Failure to Accurately Document and Reconcile Controlled Substance Administration
Penalty
Summary
The facility failed to maintain accurate medication records and properly reconcile controlled substances for two residents who were prescribed narcotic pain medications. For one resident with chronic pain, discrepancies were found between the number of Oxycodone pills documented on the proof of use sheet and the actual count in the medication card. The medication administration record (MAR) indicated that more doses were administered than were recorded on the proof of use sheet.
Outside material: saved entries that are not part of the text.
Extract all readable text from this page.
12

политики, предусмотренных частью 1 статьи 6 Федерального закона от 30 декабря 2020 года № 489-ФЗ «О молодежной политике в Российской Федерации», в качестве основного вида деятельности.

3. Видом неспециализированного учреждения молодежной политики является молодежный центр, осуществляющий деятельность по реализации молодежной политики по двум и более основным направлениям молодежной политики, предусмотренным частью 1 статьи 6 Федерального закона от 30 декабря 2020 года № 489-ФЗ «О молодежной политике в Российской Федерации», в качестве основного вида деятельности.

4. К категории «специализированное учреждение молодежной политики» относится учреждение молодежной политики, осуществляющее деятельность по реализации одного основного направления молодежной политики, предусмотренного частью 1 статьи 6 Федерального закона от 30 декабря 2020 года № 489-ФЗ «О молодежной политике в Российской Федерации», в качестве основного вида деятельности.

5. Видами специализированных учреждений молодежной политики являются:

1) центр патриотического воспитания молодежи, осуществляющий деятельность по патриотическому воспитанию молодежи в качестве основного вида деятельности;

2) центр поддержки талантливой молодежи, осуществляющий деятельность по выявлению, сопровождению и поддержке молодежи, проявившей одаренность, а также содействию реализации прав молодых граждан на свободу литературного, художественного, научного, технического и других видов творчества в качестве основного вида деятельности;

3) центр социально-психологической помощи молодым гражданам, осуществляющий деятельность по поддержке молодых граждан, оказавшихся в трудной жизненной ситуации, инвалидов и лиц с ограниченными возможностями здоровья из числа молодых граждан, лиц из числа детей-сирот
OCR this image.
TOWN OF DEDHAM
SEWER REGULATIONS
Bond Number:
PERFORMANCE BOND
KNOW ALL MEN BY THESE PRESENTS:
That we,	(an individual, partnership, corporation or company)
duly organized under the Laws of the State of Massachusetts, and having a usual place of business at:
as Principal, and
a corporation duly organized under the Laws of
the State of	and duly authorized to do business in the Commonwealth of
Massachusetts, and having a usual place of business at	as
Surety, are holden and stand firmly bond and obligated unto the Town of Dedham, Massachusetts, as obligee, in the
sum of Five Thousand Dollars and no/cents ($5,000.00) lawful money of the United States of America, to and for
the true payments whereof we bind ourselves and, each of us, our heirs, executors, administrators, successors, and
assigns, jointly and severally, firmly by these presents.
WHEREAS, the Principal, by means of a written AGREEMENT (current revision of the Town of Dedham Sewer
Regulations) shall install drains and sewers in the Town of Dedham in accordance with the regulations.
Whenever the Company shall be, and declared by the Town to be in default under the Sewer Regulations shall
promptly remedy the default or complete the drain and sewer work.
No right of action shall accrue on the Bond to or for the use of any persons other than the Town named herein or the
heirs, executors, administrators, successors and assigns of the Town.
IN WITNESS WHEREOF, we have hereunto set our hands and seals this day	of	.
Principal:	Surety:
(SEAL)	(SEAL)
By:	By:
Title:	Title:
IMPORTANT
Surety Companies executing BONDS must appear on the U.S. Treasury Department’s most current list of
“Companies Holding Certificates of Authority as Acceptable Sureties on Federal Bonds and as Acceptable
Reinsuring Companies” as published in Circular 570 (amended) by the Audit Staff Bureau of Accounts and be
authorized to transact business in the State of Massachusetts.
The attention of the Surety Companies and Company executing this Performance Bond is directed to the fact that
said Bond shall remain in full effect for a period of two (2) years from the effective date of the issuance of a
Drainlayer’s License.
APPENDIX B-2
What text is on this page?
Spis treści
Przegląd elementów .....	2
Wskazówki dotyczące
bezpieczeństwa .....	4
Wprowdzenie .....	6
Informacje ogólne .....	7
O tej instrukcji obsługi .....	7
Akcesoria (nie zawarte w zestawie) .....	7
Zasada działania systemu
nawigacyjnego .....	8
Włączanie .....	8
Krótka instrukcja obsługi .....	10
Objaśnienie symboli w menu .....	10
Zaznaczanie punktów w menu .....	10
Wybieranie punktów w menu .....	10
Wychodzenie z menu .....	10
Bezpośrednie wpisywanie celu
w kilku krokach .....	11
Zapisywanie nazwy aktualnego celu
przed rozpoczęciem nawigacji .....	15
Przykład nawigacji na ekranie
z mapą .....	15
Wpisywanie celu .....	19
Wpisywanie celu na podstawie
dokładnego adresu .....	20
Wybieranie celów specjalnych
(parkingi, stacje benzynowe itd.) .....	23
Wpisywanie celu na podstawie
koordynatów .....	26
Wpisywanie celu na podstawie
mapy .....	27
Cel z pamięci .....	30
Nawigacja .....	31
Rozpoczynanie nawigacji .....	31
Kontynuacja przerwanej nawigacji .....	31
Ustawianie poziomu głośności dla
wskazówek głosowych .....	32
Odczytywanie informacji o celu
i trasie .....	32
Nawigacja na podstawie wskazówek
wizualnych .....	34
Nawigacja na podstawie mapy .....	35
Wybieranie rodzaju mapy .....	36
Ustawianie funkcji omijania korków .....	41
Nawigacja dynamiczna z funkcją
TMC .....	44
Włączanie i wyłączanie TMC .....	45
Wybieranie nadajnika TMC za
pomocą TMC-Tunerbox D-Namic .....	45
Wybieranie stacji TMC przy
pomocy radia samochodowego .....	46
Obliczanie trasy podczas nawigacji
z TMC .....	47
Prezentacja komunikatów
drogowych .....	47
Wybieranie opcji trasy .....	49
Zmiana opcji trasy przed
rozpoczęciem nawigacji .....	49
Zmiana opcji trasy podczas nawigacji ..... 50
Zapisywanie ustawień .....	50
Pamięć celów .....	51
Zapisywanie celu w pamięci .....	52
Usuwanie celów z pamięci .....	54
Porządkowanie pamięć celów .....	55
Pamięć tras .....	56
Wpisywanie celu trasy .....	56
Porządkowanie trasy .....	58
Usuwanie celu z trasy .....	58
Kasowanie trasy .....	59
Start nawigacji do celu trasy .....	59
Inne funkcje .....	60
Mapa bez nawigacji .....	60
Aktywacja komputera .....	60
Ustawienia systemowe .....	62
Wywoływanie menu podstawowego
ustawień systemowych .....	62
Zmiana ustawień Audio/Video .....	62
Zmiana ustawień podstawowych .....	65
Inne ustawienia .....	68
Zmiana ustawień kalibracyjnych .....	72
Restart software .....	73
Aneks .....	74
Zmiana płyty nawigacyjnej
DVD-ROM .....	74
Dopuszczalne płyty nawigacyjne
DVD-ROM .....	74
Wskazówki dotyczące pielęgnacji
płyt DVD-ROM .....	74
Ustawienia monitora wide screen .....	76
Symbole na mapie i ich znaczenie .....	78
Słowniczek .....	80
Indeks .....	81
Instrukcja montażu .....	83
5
Additionally, there were instances where agency nurses documented administration on the MAR but did not sign the proof of use sheet, leading to inconsistencies in the controlled substance count. Another resident, also with chronic pain, experienced similar documentation issues. During medication administration, the nurse prepared and administered Oxycodone without reconciling the medication card with the proof of use sheet. The MAR showed that more doses were given than were recorded on the proof of use sheet. Furthermore, the nurse did not discuss the resident's pain level or inform the resident about the medications being administered. There were also missing or incomplete narcotic shift-to-shift counts, with agency nurses failing to properly sign the count sheets or record their names. Interviews with staff revealed a lack of awareness regarding proper documentation procedures and incomplete education for agency nurses on narcotic handling. Residents reported inconsistencies in receiving their pain medications and a lack of communication from nursing staff about the medications being administered. These failures resulted in inaccurate accounting of controlled substances and incomplete medication records for the residents involved.